Pie Charts: Videos & Practice Problems

When analyzing qualitative data, it is often more insightful to focus on the percentages across categories rather than the raw frequencies. This approach is particularly useful when examining how categories relate to the overall total. A pie chart serves as an effective visual tool for this purpose, as it illustrates the percentage of responses in each category through distinct wedges. The size of each wedge corresponds directly to the percentage it represents; for instance, a category with 40% will occupy the largest wedge, while a category with 15% will have the smallest.

To create a pie chart, one must first calculate the relative frequencies of each category if only the frequencies are provided. The relative frequency can be determined using the formula:

Relative Frequency = \(\frac{f}{n} \times 100\)

where \(f\) is the frequency of the category and \(n\) is the total number of responses. For example, if we have data on hair colors in two classrooms, we can compute the total number of responses by summing the frequencies of all categories. Once the total is known, we can apply the relative frequency formula to find the percentages for each hair color.

Consider a scenario where the frequencies of hair colors in Classroom A are as follows: black hair (6), brown hair (5), blonde hair (5), and red hair (4). The total number of responses is \(6 + 5 + 5 + 4 = 20\).

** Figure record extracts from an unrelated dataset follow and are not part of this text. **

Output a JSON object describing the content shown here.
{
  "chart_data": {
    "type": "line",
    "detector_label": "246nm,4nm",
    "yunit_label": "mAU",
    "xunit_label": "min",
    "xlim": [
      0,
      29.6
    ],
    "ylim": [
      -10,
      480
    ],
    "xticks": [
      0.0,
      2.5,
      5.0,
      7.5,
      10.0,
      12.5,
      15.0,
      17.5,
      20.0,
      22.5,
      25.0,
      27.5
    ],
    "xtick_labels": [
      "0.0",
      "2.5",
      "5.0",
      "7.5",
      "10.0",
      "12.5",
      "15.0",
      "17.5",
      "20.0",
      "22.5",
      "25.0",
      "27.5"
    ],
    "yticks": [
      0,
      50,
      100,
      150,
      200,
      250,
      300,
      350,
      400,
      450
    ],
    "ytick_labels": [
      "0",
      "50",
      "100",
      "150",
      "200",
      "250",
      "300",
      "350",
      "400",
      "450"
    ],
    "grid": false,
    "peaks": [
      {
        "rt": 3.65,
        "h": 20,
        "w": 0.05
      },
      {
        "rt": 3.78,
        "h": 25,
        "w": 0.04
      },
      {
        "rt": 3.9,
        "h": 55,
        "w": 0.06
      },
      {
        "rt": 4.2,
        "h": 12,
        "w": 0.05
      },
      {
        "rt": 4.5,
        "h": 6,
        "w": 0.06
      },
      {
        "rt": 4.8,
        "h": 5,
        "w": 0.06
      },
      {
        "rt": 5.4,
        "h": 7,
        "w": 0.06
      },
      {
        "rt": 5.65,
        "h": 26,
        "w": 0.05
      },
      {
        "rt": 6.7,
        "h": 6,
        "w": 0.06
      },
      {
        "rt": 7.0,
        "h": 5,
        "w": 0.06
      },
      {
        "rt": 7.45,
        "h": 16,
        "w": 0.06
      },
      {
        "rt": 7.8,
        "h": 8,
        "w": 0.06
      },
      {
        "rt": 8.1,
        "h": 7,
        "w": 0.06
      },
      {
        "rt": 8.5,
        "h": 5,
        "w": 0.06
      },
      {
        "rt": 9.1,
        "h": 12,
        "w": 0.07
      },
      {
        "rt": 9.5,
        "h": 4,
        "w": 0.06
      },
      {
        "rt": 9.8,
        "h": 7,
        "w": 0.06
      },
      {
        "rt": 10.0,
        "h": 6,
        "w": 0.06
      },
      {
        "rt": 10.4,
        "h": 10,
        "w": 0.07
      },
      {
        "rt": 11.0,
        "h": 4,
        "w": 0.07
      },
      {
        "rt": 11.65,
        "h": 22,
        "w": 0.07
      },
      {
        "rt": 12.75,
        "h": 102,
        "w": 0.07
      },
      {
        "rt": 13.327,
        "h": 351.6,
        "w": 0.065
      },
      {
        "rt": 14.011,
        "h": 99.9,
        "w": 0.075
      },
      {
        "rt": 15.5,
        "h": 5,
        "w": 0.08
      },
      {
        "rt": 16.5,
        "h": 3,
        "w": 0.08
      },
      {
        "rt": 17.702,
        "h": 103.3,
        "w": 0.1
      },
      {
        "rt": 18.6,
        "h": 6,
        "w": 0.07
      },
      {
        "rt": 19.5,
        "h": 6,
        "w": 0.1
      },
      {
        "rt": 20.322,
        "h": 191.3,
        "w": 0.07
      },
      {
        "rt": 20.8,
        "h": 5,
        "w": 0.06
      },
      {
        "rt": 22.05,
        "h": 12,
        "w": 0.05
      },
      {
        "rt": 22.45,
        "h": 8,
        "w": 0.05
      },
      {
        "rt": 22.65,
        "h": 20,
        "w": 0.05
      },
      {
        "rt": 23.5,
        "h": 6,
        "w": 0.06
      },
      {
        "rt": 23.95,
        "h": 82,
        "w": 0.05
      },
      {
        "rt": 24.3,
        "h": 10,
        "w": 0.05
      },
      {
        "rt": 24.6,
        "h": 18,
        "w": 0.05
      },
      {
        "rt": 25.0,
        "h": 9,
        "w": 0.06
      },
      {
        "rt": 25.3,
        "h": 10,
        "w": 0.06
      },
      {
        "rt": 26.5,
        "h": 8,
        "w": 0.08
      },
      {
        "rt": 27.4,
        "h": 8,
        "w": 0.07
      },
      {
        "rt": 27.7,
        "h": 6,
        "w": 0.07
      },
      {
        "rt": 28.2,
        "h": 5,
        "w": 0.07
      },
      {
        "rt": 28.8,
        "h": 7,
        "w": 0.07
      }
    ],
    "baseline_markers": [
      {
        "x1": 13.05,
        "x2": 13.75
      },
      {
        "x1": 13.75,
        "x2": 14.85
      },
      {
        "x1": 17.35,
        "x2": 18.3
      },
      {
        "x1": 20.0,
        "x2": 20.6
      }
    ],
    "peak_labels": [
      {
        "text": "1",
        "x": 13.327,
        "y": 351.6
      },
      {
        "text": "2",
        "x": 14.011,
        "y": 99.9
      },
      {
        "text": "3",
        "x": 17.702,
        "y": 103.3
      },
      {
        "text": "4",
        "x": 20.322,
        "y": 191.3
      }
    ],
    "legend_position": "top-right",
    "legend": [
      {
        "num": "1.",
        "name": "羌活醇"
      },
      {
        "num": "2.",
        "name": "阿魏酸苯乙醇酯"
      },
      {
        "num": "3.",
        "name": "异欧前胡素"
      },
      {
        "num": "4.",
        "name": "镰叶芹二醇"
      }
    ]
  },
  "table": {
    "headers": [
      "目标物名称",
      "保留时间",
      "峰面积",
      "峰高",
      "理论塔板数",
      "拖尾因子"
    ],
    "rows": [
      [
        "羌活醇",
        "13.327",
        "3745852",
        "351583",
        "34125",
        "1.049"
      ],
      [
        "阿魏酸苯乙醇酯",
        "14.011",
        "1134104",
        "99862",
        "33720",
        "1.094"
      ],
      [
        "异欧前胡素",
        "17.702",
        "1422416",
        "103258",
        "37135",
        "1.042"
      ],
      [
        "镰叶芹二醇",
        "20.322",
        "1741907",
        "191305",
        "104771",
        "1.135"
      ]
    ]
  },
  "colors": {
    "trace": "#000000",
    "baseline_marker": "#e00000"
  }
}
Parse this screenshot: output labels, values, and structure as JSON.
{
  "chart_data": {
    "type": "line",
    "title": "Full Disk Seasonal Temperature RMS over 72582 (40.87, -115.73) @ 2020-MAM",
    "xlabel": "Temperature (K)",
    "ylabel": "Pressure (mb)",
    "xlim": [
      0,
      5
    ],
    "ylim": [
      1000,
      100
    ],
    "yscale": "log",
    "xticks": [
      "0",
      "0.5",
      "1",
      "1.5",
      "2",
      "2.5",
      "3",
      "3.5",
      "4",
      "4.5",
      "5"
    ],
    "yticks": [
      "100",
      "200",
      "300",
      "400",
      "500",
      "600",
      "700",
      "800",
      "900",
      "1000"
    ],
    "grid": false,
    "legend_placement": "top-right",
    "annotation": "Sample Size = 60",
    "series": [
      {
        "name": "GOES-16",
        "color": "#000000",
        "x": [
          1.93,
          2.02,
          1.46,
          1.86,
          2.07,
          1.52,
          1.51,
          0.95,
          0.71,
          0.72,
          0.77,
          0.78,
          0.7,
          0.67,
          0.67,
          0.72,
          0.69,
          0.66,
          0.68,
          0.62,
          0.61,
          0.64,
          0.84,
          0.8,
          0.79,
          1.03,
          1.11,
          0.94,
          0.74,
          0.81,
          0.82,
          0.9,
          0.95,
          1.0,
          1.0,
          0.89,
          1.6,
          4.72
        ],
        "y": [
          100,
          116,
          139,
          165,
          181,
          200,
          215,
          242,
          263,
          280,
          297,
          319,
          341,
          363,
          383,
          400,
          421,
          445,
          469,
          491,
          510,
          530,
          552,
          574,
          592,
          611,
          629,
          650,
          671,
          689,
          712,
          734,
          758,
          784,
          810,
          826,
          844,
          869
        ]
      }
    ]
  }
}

Using the relative frequency formula, we find:

• Black hair: \(\frac{6}{20} \times 100 = 30\%\)
• Brown hair: \(\frac{5}{20} \times 100 = 25\%\)
• Blonde hair: \(\frac{5}{20} \times 100 = 25\%\)
• Red hair: \(\frac{4}{20} \times 100 = 20\%\)

With these percentages, we can now create the pie chart by dividing the circle into wedges that reflect these values. For instance, the wedge for black hair will take up 30% of the circle, while the wedges for brown and blonde hair will each take up 25%.

Once the pie chart is constructed, it can be used to answer specific questions. For example, if asked to compare the percentage of students with red hair in Classroom A (20%) to Classroom B (15%), we can conclude that Classroom A has a higher percentage of red-haired students by 5 percentage points. However, it is important to note that this comparison is based on percentages, not raw frequencies.

Additionally, if we know that Classroom B has 20 students and we want to determine how many have brown hair, we can calculate this by taking 40% of 20. Converting 40% to a decimal (0.40) and multiplying gives us:

Number of students with brown hair = \(0.40 \times 20 = 8\)

In summary, pie charts are a valuable method for visualizing qualitative data through percentages, allowing for straightforward comparisons and insights into categorical relationships.

In this example, we analyze a pie chart representing the distribution of museum entry tickets sold across different categories. The first task is to identify the most popular ticket type, which corresponds to the largest segment of the pie chart. In this case, the child ticket category holds the largest wedge, accounting for 32% of total sales, making it the most popular option.

Next, we tackle a problem involving the calculation of total tickets sold based on the percentage of tickets sold to seniors. Given that 10% of the tickets were sold to seniors and that this percentage corresponds to three tickets, we can set up a simple equation to find the total. Since 10% represents three tickets, we can determine the total number of tickets by recognizing that 10% is one-tenth of the total. Therefore, to find the total, we multiply the number of senior tickets by 10:

Let \( x \) be the total number of tickets sold. We know that:

\( 0.10x = 3 \)

To find \( x \), we rearrange the equation:

\( x = \frac{3}{0.10} = 30 \)

Thus, the total number of tickets sold is 30. This example illustrates how to interpret pie charts and apply percentage calculations to derive meaningful insights from data.